My story, “Vertices”, published in VASTARIEN volume 4, issue 1, took some of its surface inspiration from the video game CONTROL. I’d been playing the game while writing the story, and it iconography and outright strangeness was floating in my head, sparking ideas off the debris floating around in there. Of course, Control is more about brutalism and government bureaucracy than is “Vertices” because I’m not terribly interested in writing about those sorts of things. Instead, I used these fragments toward a more personal story about daughters and mothers, and about how mental illness can sometimes be transferred or passed down from parent to child.
Unsurprisingly, the story was initially much longer, with a lot more “business” for the young sisters to attend to, but I realized while writing that most of it wasn’t needed—if anything, it distracted from what the story actually wanted to be. That meant a lot of condensing, but ultimately the shorter version is much sharper and lively.
Stories like “Vertices” can be hard to find a home for sometimes. It’s a weird kind of weird, one that a lot of good journals shy away from.

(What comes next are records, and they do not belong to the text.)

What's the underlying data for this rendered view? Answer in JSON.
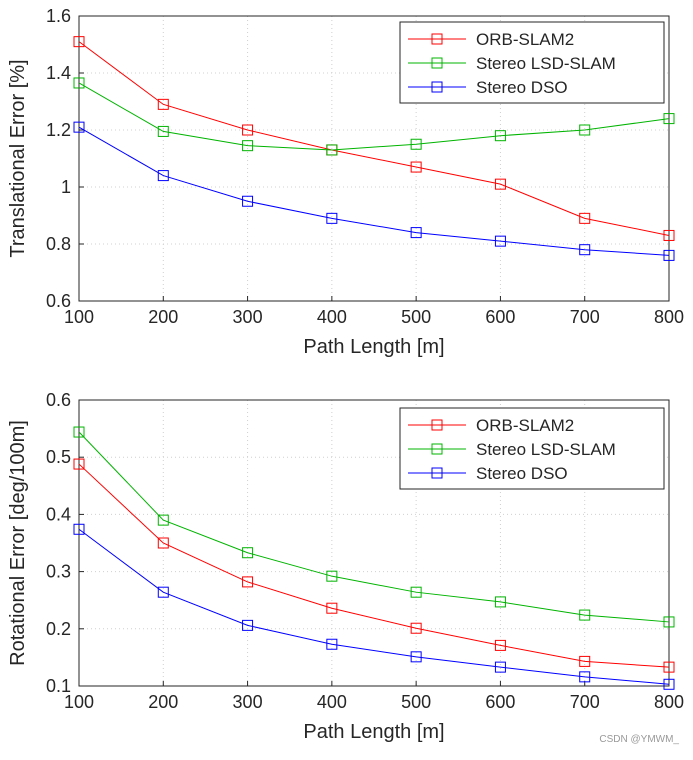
{
  "chart_data": [
    {
      "type": "line",
      "x": [
        100,
        200,
        300,
        400,
        500,
        600,
        700,
        800
      ],
      "xticks": [
        "100",
        "200",
        "300",
        "400",
        "500",
        "600",
        "700",
        "800"
      ],
      "xlim": [
        100,
        800
      ],
      "ylim": [
        0.6,
        1.6
      ],
      "yticks": [
        "0.6",
        "0.8",
        "1",
        "1.2",
        "1.4",
        "1.6"
      ],
      "xlabel": "Path Length [m]",
      "ylabel": "Translational Error [%]",
      "grid": true,
      "legend": "top-right",
      "marker": "square",
      "series": [
        {
          "name": "ORB-SLAM2",
          "color": "#ff0000",
          "values": [
            1.51,
            1.29,
            1.2,
            1.13,
            1.07,
            1.01,
            0.89,
            0.83
          ]
        },
        {
          "name": "Stereo LSD-SLAM",
          "color": "#00b400",
          "values": [
            1.365,
            1.195,
            1.145,
            1.13,
            1.15,
            1.18,
            1.2,
            1.24
          ]
        },
        {
          "name": "Stereo DSO",
          "color": "#0000ff",
          "values": [
            1.21,
            1.04,
            0.95,
            0.89,
            0.84,
            0.81,
            0.78,
            0.76
          ]
        }
      ]
    },
    {
      "type": "line",
      "x": [
        100,
        200,
        300,
        400,
        500,
        600,
        700,
        800
      ],
      "xticks": [
        "100",
        "200",
        "300",
        "400",
        "500",
        "600",
        "700",
        "800"
      ],
      "xlim": [
        100,
        800
      ],
      "ylim": [
        0.1,
        0.6
      ],
      "yticks": [
        "0.1",
        "0.2",
        "0.3",
        "0.4",
        "0.5",
        "0.6"
      ],
      "xlabel": "Path Length [m]",
      "ylabel": "Rotational Error [deg/100m]",
      "grid": true,
      "legend": "top-right",
      "marker": "square",
      "series": [
        {
          "name": "ORB-SLAM2",
          "color": "#ff0000",
          "values": [
            0.488,
            0.35,
            0.282,
            0.236,
            0.201,
            0.171,
            0.143,
            0.133
          ]
        },
        {
          "name": "Stereo LSD-SLAM",
          "color": "#00b400",
          "values": [
            0.544,
            0.39,
            0.333,
            0.292,
            0.264,
            0.247,
            0.224,
            0.212
          ]
        },
        {
          "name": "Stereo DSO",
          "color": "#0000ff",
          "values": [
            0.374,
            0.264,
            0.206,
            0.173,
            0.151,
            0.133,
            0.116,
            0.103
          ]
        }
      ]
    }
  ],
  "watermark": "CSDN @YMWM_"
}
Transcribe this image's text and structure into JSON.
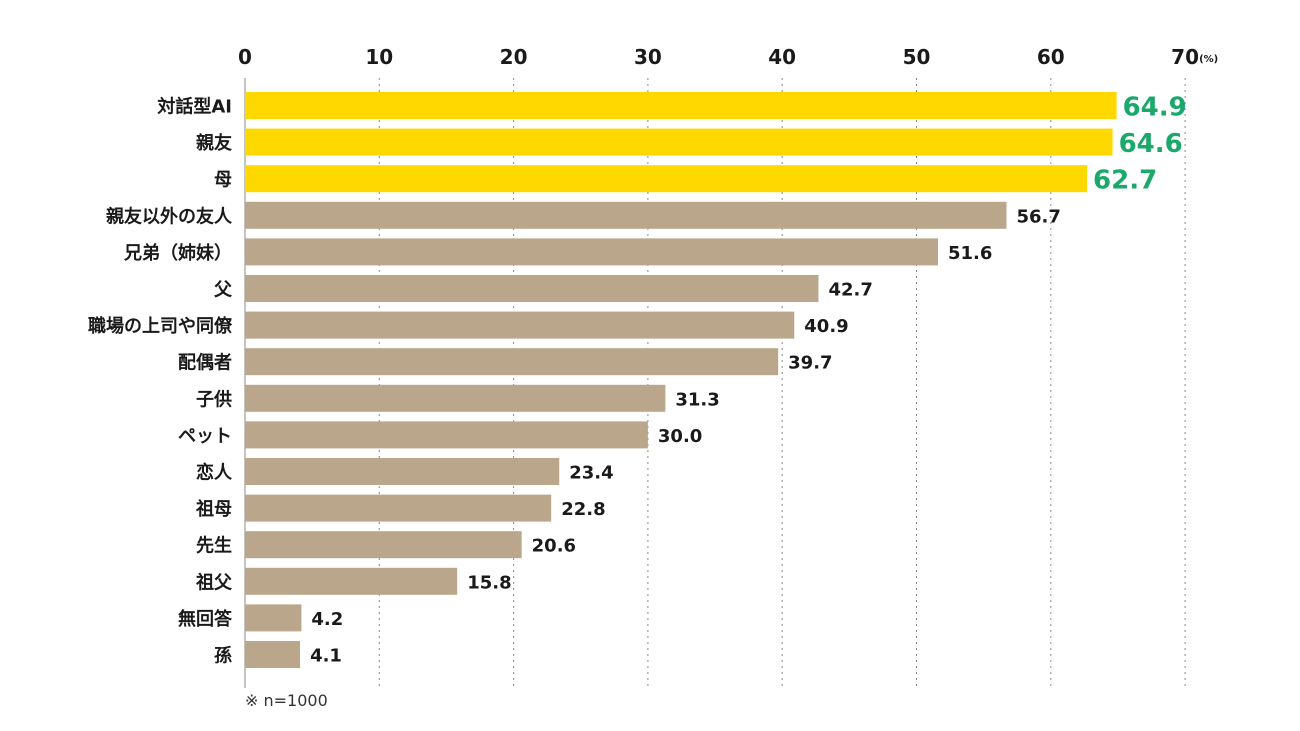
{
  "chart_data": {
    "type": "bar",
    "orientation": "horizontal",
    "unit": "(%)",
    "xlim": [
      0,
      70
    ],
    "ticks": [
      0,
      10,
      20,
      30,
      40,
      50,
      60,
      70
    ],
    "tick_labels": [
      "0",
      "10",
      "20",
      "30",
      "40",
      "50",
      "60",
      "70"
    ],
    "grid": true,
    "categories": [
      "対話型AI",
      "親友",
      "母",
      "親友以外の友人",
      "兄弟（姉妹）",
      "父",
      "職場の上司や同僚",
      "配偶者",
      "子供",
      "ペット",
      "恋人",
      "祖母",
      "先生",
      "祖父",
      "無回答",
      "孫"
    ],
    "values": [
      64.9,
      64.6,
      62.7,
      56.7,
      51.6,
      42.7,
      40.9,
      39.7,
      31.3,
      30.0,
      23.4,
      22.8,
      20.6,
      15.8,
      4.2,
      4.1
    ],
    "value_labels": [
      "64.9",
      "64.6",
      "62.7",
      "56.7",
      "51.6",
      "42.7",
      "40.9",
      "39.7",
      "31.3",
      "30.0",
      "23.4",
      "22.8",
      "20.6",
      "15.8",
      "4.2",
      "4.1"
    ],
    "highlighted": [
      true,
      true,
      true,
      false,
      false,
      false,
      false,
      false,
      false,
      false,
      false,
      false,
      false,
      false,
      false,
      false
    ],
    "colors": {
      "highlight_bar": "#FFD800",
      "normal_bar": "#B9A68B",
      "highlight_value": "#1AA86B",
      "normal_value": "#1A1A1A"
    },
    "note": "※ n=1000"
  }
}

At the end of the day, the only place it seemed like it might fit was VASTARIEN, and I’m pleased the editors there agreed with me. VASTARIEN is perhaps the best regular source of this sort of fiction—it ought to be, consider how instrumental Thomas Ligotti was in injecting it into the horror field. If you like this sort of bizarre weirdness, you’d be making a mistake not making the journal one of your regular subscriptions.